Haven Energy would build two 100-foot tall, fully-contained concrete tanks to store the liquid gases on the port’s vacant Berth 4, which the port wants to renovate using newly reimposed property taxes. The liquid gases would be shipped in specially designed tanker cars.

Haven Energy President Greg Bowles estimated two 100-car-long trains would be needed every three days. Trains would use the port’s existing rail corridor and not affect any public roads, Bowles added.

Much of the butane and propane, natural byproducts of gas processing and oil refining, being produced in North Dakota’s Bakken oil fields is now burned off as waste into the air. Haven will capture these gases at a plant to be built near the oil fields, cool them to a liquid state and ship them to the export terminal in Longview. From there, the propane and butane would be loaded on Panamax-sized carriers bound for markets in Hawaii, Mexico, the U.S. Pacific Coast, Asia and, to a lesser extent, South America.

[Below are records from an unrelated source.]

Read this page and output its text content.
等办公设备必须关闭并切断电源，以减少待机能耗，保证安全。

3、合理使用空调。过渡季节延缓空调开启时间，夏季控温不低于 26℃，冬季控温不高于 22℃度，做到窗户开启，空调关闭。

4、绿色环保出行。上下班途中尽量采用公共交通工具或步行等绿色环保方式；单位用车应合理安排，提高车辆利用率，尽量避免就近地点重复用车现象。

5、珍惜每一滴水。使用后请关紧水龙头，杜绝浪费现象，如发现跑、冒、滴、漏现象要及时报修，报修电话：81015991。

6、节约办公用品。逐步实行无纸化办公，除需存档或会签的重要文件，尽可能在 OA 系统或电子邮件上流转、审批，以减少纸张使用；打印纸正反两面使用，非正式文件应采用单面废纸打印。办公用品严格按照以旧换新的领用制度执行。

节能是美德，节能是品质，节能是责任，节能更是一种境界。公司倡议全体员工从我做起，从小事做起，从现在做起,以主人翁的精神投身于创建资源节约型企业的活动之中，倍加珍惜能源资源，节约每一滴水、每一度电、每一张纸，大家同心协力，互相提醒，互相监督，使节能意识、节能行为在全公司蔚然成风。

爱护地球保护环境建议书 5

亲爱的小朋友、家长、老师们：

“These are hydrocarbons that are being burned with no productive use right now. That’s what we’re recovering and saving those emissions. Over 1 million tons per year of carbon dioxide will be saved. That’s the equivalent of almost 200,000 cars from the road,” Bowles said, speaking of greenhouse gas emissions.

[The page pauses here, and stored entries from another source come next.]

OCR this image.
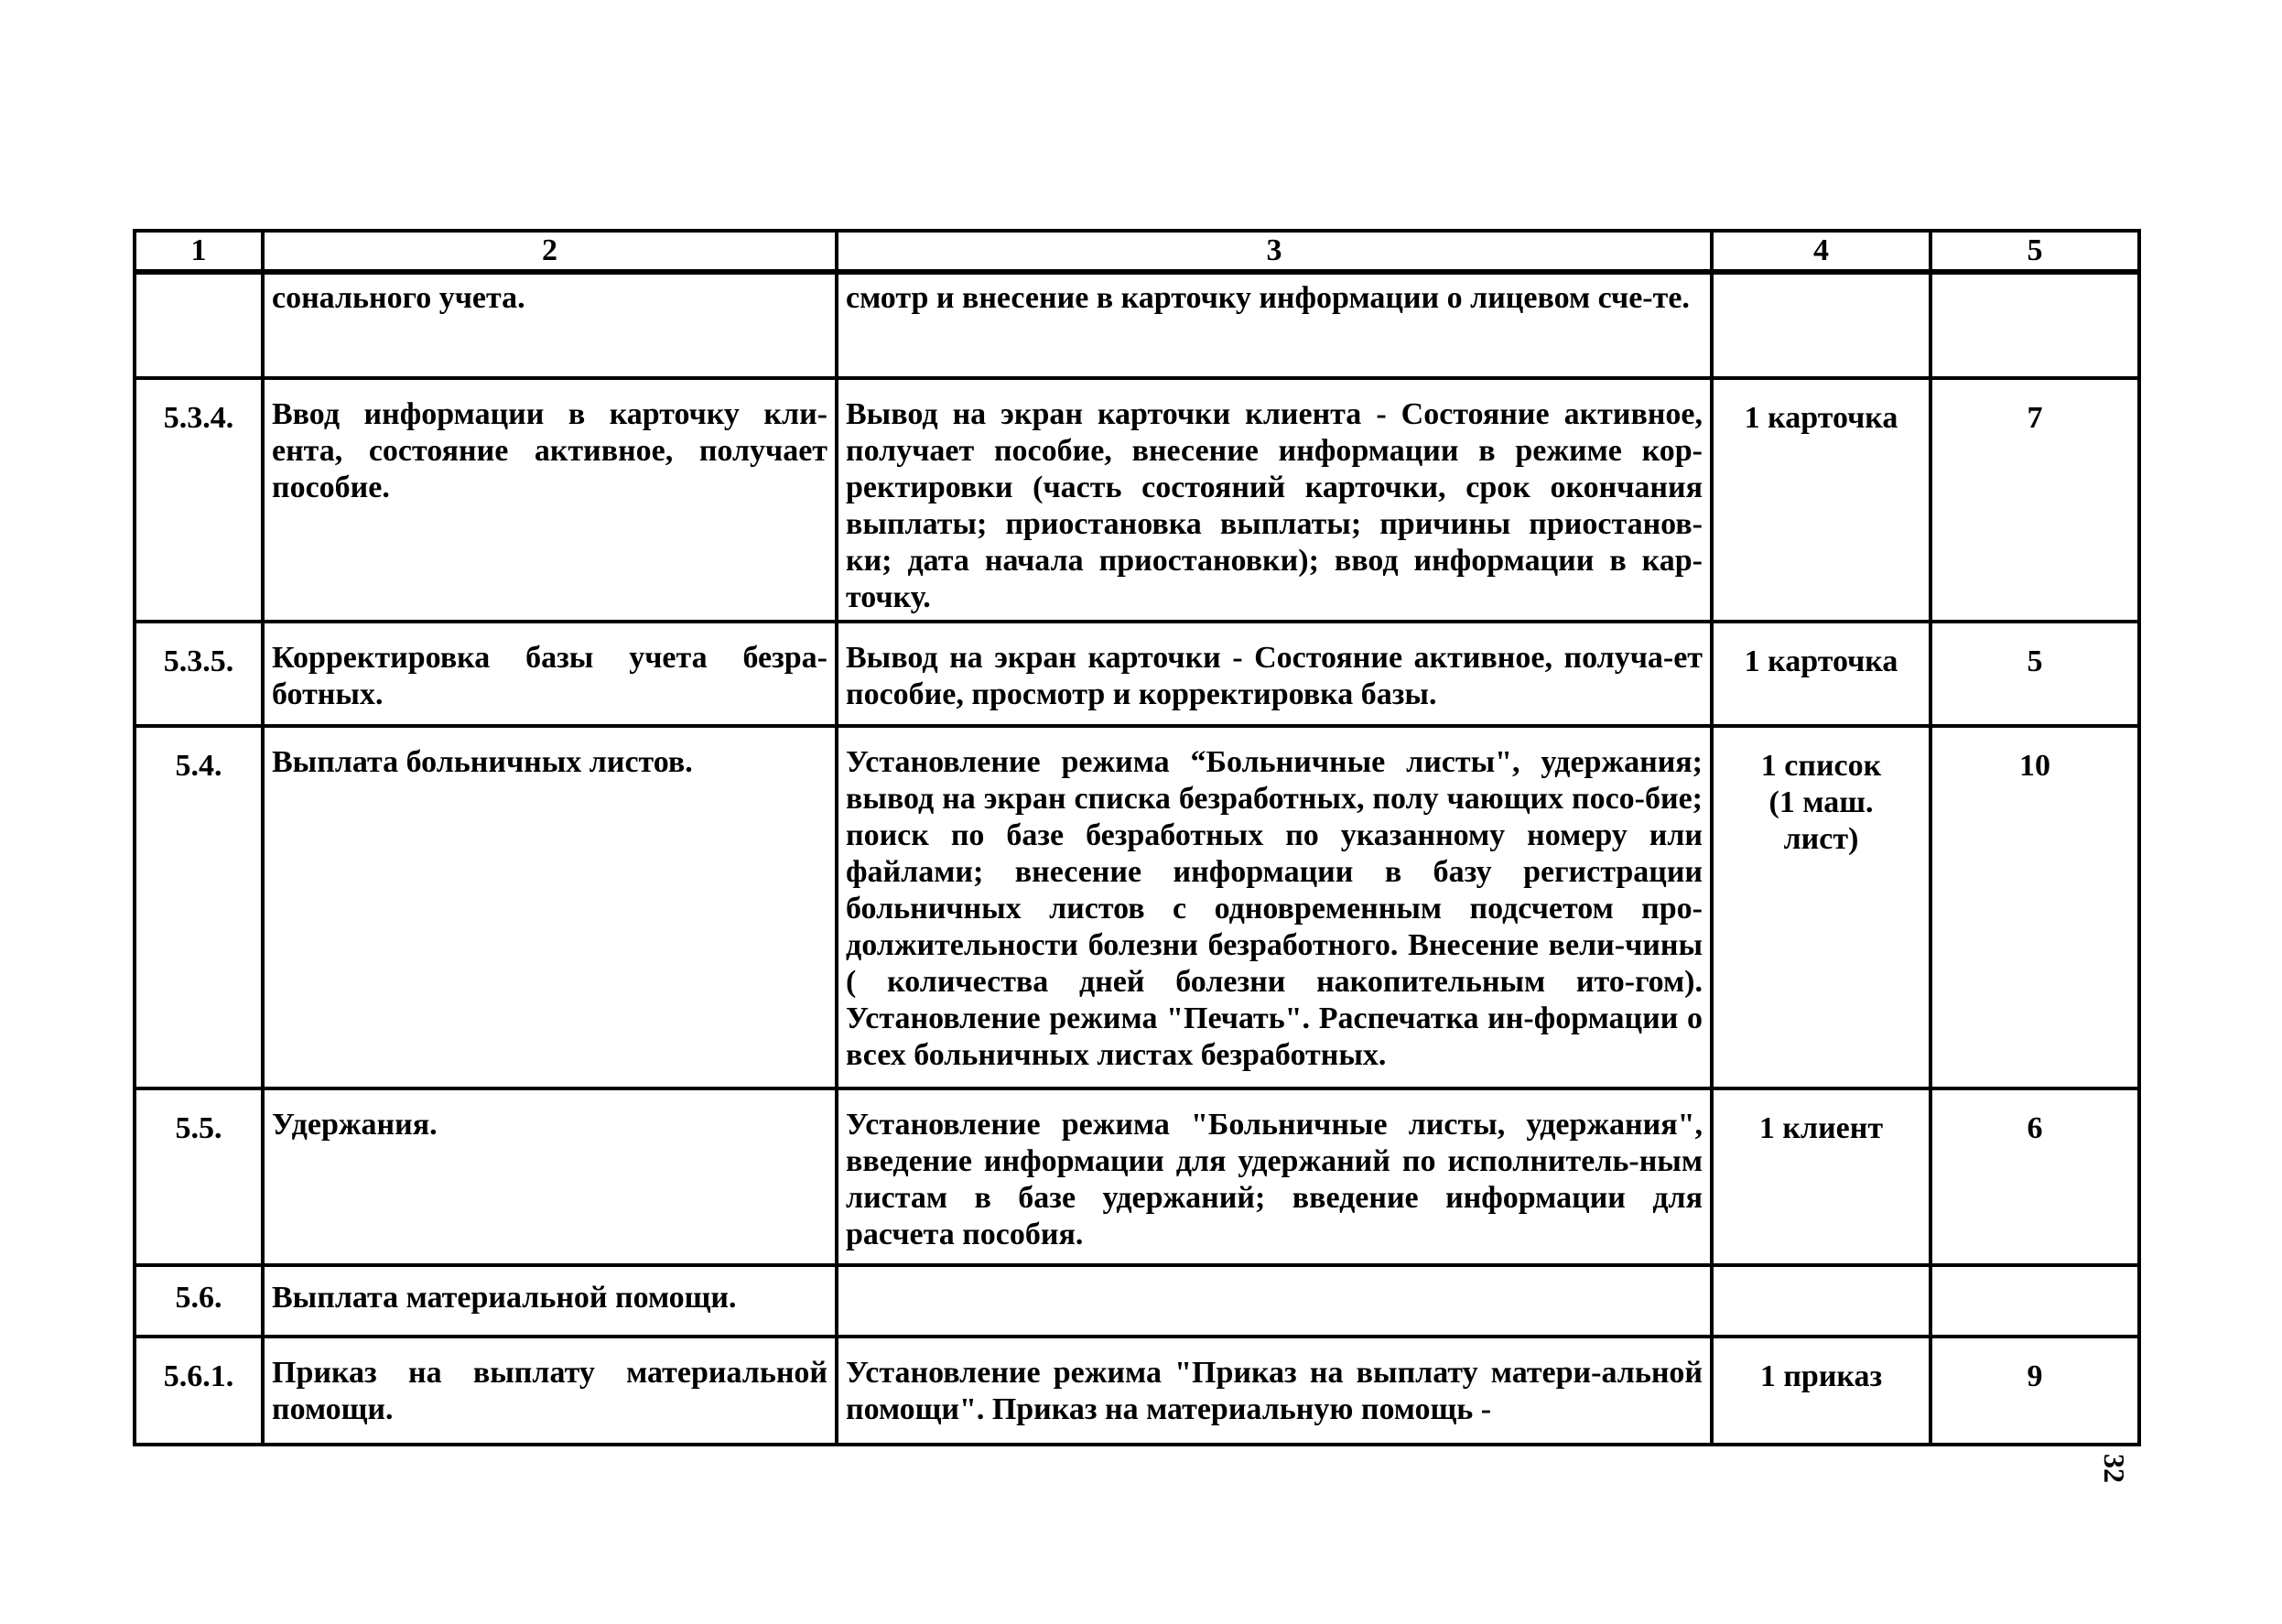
1	2	3	4	5
	сонального учета.	смотр и внесение в карточку информации о лицевом сче-те.		
5.3.4.	Ввод информации в карточку кли-ента, состояние активное, получает пособие.	Вывод на экран карточки клиента - Состояние активное, получает пособие, внесение информации в режиме кор-ректировки (часть состояний карточки, срок окончания выплаты; приостановка выплаты; причины приостанов-ки; дата начала приостановки); ввод информации в кар-точку.	1 карточка	7
5.3.5.	Корректировка базы учета безра-ботных.	Вывод на экран карточки - Состояние активное, получа-ет пособие, просмотр и корректировка базы.	1 карточка	5
5.4.	Выплата больничных листов.	Установление режима “Больничные листы", удержания; вывод на экран списка безработных, полу чающих посо-бие; поиск по базе безработных по указанному номеру или файлами; внесение информации в базу регистрации больничных листов с одновременным подсчетом про-должительности болезни безработного. Внесение вели-чины ( количества дней болезни накопительным ито-гом). Установление режима "Печать". Распечатка ин-формации о всех больничных листах безработных.	1 список (1 маш. лист)	10
5.5.	Удержания.	Установление режима "Больничные листы, удержания", введение информации для удержаний по исполнитель-ным листам в базе удержаний; введение информации для расчета пособия.	1 клиент	6
5.6.	Выплата материальной помощи.			
5.6.1.	Приказ на выплату материальной помощи.	Установление режима "Приказ на выплату матери-альной помощи". Приказ на материальную помощь -	1 приказ	9
32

Port and Haven Energy officials tried to allay any public safety concerns about the commodities.

Haven’s two storage tanks will be made from concrete and have a tank-within-a tank design.

The liquefied gases are refrigerated and stored under less than 10 pounds per square inch of pressure — about a third as much as a typical car tire.

“These tanks were designed for conflict zones in highly volatile areas of the world so some guy with an RPG (rocket propelled grenade) couldn’t take it out,” Kalhagen said

Butane and propane would be shipped in the DOT-112, which are built to a higher standard than the DOT-111 cars used to ship crude oil. DOT-112s extra feature include thermal insulation, built-in shields resistant to puncture and coupling devices to prevent cars from separating in the event of a derailment.

Sage Midstream, Haven’s parent corporation, is a privately held company focused on natural gas liquids transportation, marketing, gathering, treating and processing. The company formed in 2012 when private equity firm Riverstone Holdings and oil and gas services company Kaiser Midstream invested $500 million in the partnership.

Kalhagen said the port and Haven Energy will keep the public informed of all project details and development. That process will begin Wednesday, when the company and port host two public informational meetings, one at 3 p.m. and another at 6 p.m., at the Cowlitz County Expo Center in Longview.

Columbian Business Editor Gordon Oliver contributed to this story.